1. To 20 ul sequence reaction, add 2 ul NaOAC/EDTA solution (1.5 M NaOAC pH >8 [this is right out of the manual, we don’t know why it’s inexact], 250 mM EDTA)

2. Add 80 ul 95% EtOH and mix well

3. Centrifuge at rm temp 15’ at approx. 12,000 X g

4. Aspirate supernatant

5. Wash DNA pellets with 70%

6. Remove sup by aspiration

7.  Air or vacuum dry 3-5’. Do not overdry.

 

Sephadex G-75

 

Note: Column cleanup with homemade columns can be an extremely economical way to process samples following cycling.  We used to do this routinely in our facility, but have discontinued this in favor of magnetic beads which work better.  We recommend the use of magnetic beads, but many users still run the columns with satisfactory results.  Also, many companies (Amersham Biosciences, Qiagen, Princeton Separations, etc.) make commercial versions of these columns so if you choose this method you can investigate options from numerous vendors).

 

 

 

Materials:

1.      Sephadex G-75 (fine; available through many distributors including Pharmacia and Sigma.  G-50 Med or Fine also works)

2.      Columns (96-well or used G-50 columns).

3.      Autoclave

4.      Centrifuge

 

Method:

1.      Determine the number of columns that will be used.

2.      Weigh out the sephadex and put it in an autoclave safe glass bottle.

(for approx 180 columns -> use 5g. Sephadex with 200 ml. of water)

3.      Autoclave the mixture for 15 minutes and store in a refrigerator.

 Note:  Autoclaving will speed up the hydration of the sephadex and kill any fungus that may show up if the slurry is not used immediately.

4.      Decant excess water after autoclaving so that there is approx. 1/3 water with 2/3 sephadex.

5.      Transfer well shaken slurry to the top of each of the columns.

Note:  Make sure the slurry is thoroughly mixed and uniform before adding it to a column. If this is not done, the sephadex “pillars” may not be uniform and the results from the sample clean-up may not be good.

6.      Spin down the G-75 column at 2000xg for 1 minute to remove the water (if using a standard microfuge with variable speeds a setting of 5 out of 14 works well).

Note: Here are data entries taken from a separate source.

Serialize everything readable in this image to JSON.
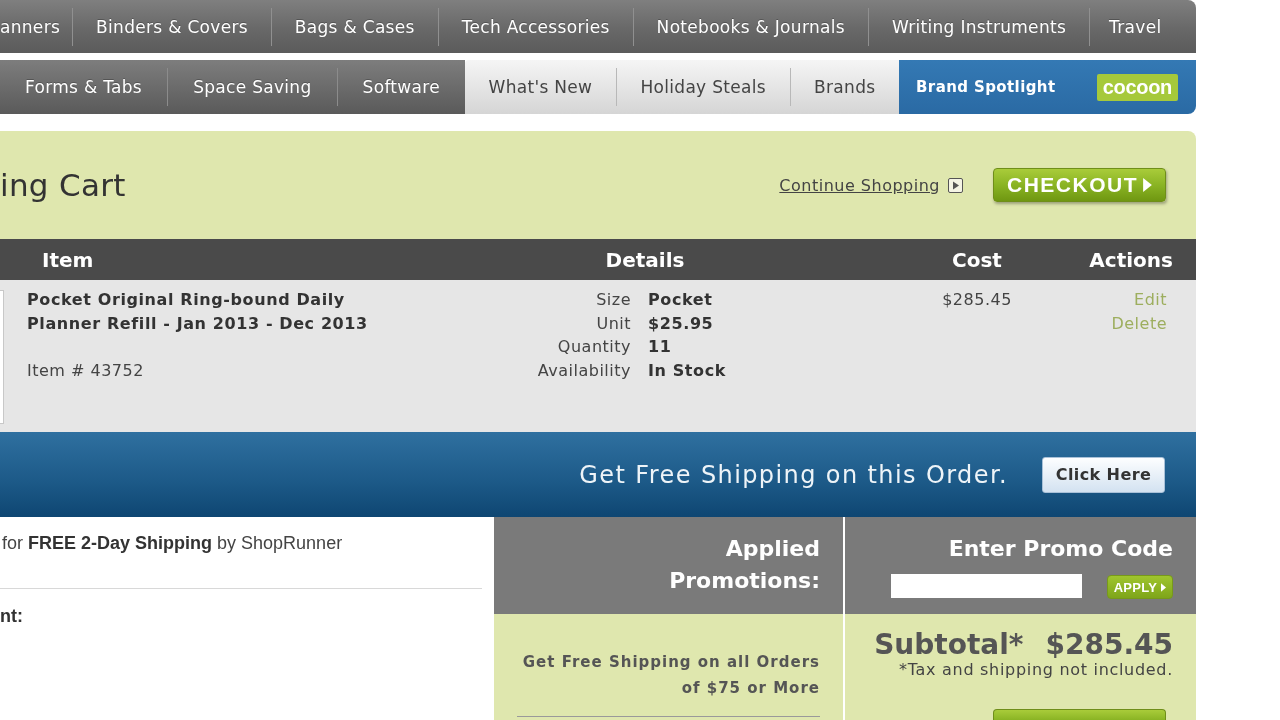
{
  "nav_primary": [
    "anners",
    "Binders & Covers",
    "Bags & Cases",
    "Tech Accessories",
    "Notebooks & Journals",
    "Writing Instruments",
    "Travel"
  ],
  "nav_secondary": {
    "categories": [
      "Forms & Tabs",
      "Space Saving",
      "Software"
    ],
    "featured": [
      "What's New",
      "Holiday Steals",
      "Brands"
    ],
    "spotlight": {
      "label": "Brand Spotlight",
      "logo_text": "cocoon"
    }
  },
  "cart": {
    "title": "ing Cart",
    "continue_link": "Continue Shopping",
    "checkout_button": "CHECKOUT",
    "table": {
      "columns": [
        "Item",
        "Details",
        "Cost",
        "Actions"
      ],
      "rows": [
        {
          "name": "Pocket Original Ring-bound Daily Planner Refill - Jan 2013 - Dec 2013",
          "item_number": "Item # 43752",
          "details": [
            {
              "label": "Size",
              "value": "Pocket"
            },
            {
              "label": "Unit",
              "value": "$25.95"
            },
            {
              "label": "Quantity",
              "value": "11"
            },
            {
              "label": "Availability",
              "value": "In Stock"
            }
          ],
          "cost": "$285.45",
          "actions": [
            "Edit",
            "Delete"
          ]
        }
      ]
    }
  },
  "shipping_banner": {
    "text": "Get Free Shipping on this Order.",
    "button": "Click Here"
  },
  "shoprunner": {
    "text": "for **FREE 2-Day Shipping** by ShopRunner",
    "section_label": "nt:"
  },
  "promotions": {
    "heading": "Applied Promotions:",
    "items": [
      "Get Free Shipping on all Orders of $75 or More"
    ]
  },
  "promo_code": {
    "heading": "Enter Promo Code",
    "apply_button": "APPLY"
  },
  "summary": {
    "subtotal_label": "Subtotal*",
    "subtotal_value": "$285.45",
    "note": "*Tax and shipping not included."
  }
}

-         Spin the 96-well plates at 750xg for approximately 2 minutes.

Note: The columns should be spun in a tube that it will collect the water from the hydrated sephadex. A waste tray should also be used for the 96-well tray.

7.      Transfer the columns to either the sample collection tray (96-well) or a 1.5-ml labeled microfuge collection tubes.

8.      Add the sample to the middle of the sephadex bed.

9.      Spin the sample again at the same speed and time as in step 6.

9.  Dry down the sample.

10. The remaining resin can be tapped out and the column re-used indefinitely.  Further rinsing is not necessary.  For the 96 well columns, it may be necessary to spray out some of the chambers to remove all the used matrix.   

 

We have used the old Pharmacia AutoSeq G-50 columns as our columns—as far as we can tell they can be re-used indefinitely.  Some manufacturers like BioRad  and USA Scientific (Cat # 1415-0600 for USA Scientific) do make empty columns that can theoretically be used for this application.  However, anecdotal evidence suggests it would be worth checking these out in advance since we have had reports of matrix getting through the frits.